In October 2014, Wired published an article about the invisible army of labourers employed to scrub beheadings and dick pics from Facebook and YouTube, detailing the psychological toll on these poorly paid protectors. It is hard to read a young woman explaining that watching videos of bestiality with children affects her to the extent she has to take a break with a coffee from Starbucks and not feel a depth of despair that hollows you out.
The article is credited by Elaine Castillo as a world-building resource for her new novel, which follows Girlie Delmundo, a content moderator who works for the fictional social media company Redeen. A “Subject Matter Specialist” in child sex abuse content, Girlie is emotionally closed-off and efficient – the ideal moderating machine. The biggest complaint her employers have about her is that she doesn’t take up the encouraged perks, such as yoga by the rooftop pool.
Girlie is hand-picked for a role handling live moderation in Redeen’s new acquisition, a VR platform called Playground. In the real world she is unsettled by her stylish and mysterious boss, William; in the virtual one she finds that, despite herself, she is falling for him in a vertiginous rush. Together, they walk through a perfectly rendered recreation of the Villa Borghese and witness battles in ancient Roman amphitheatres. At one point Girlie feels the haptics that simulate motion on her black gloves “singed, stinging, alive” as they both reach into the same popcorn box beneath a sky of fireworks and stars.

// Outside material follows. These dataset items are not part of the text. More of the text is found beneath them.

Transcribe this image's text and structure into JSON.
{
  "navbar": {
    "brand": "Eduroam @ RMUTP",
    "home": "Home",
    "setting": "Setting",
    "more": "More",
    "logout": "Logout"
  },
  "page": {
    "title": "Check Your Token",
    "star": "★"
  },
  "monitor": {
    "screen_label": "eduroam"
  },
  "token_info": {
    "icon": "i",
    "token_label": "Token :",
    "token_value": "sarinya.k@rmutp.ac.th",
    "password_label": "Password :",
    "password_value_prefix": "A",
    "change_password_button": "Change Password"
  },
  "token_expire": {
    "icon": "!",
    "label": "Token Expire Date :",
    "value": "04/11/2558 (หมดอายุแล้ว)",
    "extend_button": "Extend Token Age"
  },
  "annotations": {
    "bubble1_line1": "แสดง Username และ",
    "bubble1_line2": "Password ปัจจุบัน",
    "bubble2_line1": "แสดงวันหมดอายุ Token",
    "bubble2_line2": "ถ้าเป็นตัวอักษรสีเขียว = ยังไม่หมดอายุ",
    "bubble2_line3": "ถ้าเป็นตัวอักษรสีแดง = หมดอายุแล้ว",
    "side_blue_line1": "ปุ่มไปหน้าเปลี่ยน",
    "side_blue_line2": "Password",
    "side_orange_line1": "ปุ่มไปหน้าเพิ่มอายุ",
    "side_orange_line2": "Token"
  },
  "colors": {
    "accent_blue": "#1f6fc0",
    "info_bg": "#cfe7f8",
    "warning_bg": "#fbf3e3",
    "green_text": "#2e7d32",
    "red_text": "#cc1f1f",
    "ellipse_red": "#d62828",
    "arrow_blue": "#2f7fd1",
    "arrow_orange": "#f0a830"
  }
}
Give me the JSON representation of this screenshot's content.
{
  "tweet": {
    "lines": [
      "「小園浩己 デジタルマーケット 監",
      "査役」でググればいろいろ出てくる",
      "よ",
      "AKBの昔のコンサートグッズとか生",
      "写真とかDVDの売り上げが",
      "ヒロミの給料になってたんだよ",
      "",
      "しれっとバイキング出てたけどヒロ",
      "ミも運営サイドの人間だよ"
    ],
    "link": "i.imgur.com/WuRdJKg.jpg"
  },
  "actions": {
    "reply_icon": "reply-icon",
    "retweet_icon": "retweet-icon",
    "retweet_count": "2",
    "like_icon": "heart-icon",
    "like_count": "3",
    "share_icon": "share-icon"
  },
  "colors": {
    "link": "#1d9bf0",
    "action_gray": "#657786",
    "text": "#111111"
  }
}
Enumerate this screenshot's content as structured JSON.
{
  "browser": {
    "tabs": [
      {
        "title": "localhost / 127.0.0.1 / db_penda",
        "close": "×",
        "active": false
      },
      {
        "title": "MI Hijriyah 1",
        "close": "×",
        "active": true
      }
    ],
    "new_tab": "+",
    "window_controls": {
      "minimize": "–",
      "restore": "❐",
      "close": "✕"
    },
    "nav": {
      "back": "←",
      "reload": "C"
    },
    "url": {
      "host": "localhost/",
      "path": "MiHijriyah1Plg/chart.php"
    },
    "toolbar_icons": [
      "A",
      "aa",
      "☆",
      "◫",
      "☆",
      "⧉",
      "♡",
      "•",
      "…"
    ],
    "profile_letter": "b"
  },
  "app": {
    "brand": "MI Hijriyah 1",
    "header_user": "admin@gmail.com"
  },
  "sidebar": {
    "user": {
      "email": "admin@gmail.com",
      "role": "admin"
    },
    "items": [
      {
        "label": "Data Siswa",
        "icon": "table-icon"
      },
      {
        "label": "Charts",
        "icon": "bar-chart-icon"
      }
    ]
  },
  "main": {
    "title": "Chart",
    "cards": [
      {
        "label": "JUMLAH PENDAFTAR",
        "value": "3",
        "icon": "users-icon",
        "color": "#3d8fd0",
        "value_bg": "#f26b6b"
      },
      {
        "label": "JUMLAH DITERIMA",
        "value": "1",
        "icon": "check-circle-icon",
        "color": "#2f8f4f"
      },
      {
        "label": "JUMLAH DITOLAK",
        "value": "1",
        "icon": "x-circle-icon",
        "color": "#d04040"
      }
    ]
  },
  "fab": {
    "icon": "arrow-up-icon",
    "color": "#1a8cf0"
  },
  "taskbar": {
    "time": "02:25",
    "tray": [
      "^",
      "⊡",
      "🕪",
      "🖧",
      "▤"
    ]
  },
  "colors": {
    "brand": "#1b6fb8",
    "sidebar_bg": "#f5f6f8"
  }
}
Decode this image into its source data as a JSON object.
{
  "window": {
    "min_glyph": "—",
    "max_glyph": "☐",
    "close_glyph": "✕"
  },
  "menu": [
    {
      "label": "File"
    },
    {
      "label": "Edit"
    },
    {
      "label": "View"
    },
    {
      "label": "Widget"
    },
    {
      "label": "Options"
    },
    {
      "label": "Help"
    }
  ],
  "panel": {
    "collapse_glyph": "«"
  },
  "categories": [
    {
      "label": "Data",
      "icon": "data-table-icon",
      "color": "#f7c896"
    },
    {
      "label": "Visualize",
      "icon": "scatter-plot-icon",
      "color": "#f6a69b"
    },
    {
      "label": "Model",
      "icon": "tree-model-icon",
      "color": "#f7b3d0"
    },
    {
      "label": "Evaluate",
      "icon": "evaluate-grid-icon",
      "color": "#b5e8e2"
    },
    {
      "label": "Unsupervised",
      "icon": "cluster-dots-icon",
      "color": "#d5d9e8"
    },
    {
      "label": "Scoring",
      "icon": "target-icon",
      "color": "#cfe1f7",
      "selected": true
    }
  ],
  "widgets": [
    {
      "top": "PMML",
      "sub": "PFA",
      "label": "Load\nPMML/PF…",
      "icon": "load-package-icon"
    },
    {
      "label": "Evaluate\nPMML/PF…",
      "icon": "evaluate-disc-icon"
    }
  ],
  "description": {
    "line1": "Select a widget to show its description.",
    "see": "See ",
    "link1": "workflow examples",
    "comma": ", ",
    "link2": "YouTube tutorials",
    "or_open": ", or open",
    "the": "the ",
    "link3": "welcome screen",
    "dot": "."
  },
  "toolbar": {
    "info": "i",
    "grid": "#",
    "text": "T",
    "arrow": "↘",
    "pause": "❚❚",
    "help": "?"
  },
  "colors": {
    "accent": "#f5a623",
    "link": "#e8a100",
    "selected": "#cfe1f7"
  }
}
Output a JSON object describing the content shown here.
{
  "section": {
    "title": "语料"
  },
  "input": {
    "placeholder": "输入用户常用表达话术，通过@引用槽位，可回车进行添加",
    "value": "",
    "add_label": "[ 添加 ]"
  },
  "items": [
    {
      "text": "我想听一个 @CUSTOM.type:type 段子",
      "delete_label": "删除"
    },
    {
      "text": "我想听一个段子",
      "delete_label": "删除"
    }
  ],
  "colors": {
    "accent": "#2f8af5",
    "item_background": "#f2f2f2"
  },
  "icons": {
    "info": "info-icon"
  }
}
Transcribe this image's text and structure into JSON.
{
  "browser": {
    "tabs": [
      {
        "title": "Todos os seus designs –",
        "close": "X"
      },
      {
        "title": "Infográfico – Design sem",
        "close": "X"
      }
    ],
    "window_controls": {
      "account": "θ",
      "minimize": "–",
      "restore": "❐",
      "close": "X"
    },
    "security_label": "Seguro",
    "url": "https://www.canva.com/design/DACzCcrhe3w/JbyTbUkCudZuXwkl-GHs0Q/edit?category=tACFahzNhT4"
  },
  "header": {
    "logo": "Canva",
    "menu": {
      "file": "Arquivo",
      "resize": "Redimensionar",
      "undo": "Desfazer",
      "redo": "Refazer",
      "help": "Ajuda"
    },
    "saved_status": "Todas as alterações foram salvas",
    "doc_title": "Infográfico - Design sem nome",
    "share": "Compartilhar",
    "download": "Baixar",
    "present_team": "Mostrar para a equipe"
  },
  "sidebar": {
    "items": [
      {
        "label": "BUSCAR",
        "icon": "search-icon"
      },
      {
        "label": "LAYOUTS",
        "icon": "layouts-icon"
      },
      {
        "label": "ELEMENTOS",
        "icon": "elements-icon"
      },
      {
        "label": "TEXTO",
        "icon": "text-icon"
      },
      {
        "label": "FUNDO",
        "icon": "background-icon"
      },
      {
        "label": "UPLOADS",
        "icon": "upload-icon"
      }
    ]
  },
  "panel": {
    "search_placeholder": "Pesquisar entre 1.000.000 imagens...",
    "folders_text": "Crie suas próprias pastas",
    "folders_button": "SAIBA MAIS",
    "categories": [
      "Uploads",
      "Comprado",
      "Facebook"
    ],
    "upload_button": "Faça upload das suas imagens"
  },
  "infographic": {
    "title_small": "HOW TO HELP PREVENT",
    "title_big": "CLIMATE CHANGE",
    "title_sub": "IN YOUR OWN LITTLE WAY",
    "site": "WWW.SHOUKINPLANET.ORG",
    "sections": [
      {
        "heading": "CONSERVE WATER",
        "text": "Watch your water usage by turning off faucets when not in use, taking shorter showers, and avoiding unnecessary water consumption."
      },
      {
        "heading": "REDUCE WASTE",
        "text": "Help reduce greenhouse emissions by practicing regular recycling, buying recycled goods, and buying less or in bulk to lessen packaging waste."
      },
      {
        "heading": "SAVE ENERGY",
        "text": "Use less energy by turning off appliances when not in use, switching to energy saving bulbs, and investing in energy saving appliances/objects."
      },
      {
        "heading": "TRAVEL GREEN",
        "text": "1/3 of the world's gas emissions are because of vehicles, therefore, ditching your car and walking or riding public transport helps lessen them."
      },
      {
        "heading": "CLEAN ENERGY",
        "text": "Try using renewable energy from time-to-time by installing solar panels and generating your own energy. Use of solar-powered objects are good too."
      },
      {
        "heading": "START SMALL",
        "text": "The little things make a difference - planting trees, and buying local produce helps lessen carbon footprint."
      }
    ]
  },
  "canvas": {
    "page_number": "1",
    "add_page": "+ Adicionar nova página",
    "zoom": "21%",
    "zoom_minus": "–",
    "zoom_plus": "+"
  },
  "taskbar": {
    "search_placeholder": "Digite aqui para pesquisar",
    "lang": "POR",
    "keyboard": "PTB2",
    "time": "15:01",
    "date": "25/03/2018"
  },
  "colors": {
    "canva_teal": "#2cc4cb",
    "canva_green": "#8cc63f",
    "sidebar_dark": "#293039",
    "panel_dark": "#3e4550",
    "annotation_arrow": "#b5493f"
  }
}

Moderation has none of the chilliness that has afflicted so many internet novels, nor the perfunctory bleakness of the modern office novel: instead, it feels fantastically, and terrifyingly, human. Castillo writes with a sense of immediacy and danger: the reader advances as if through a video game that keeps drawing its players onwards. As in her debut novel, America Is Not the Heart, she layers the story with multiple languages and slang terms, and returns to ideas about the deceptions of the American dream and the immigrant experience of being torn between two worlds.
Moderation considers what effect it has on people to encounter the worst of humanity on the faceless internet, and Castillo slowly allows Girlie’s own grief and trauma to rise to the surface as she sinks deeper into fantasy lands. Yet she wisely avoids the trap of making this too didactic a tech tale: she shows how existing in the virtual world brings its own private pleasures, such as watching William in the game where he can’t see her looking, “hidden like a sniper in the alcoves of her own body”. There are even birthmarks on his face, lovingly painted on to his digital avatar, that Girlie never noticed on the “real” William.
Later, in the real world, she finds herself trapped in tortuous social situations and wishing she could bring them to an end as she would a game, by simply pulling off her VR mask. As perhaps we each sense on a small scale when we escape into a screen, the darker our reality becomes, the more we are tempted by the smooth artifice and illusion of control found in a virtual one.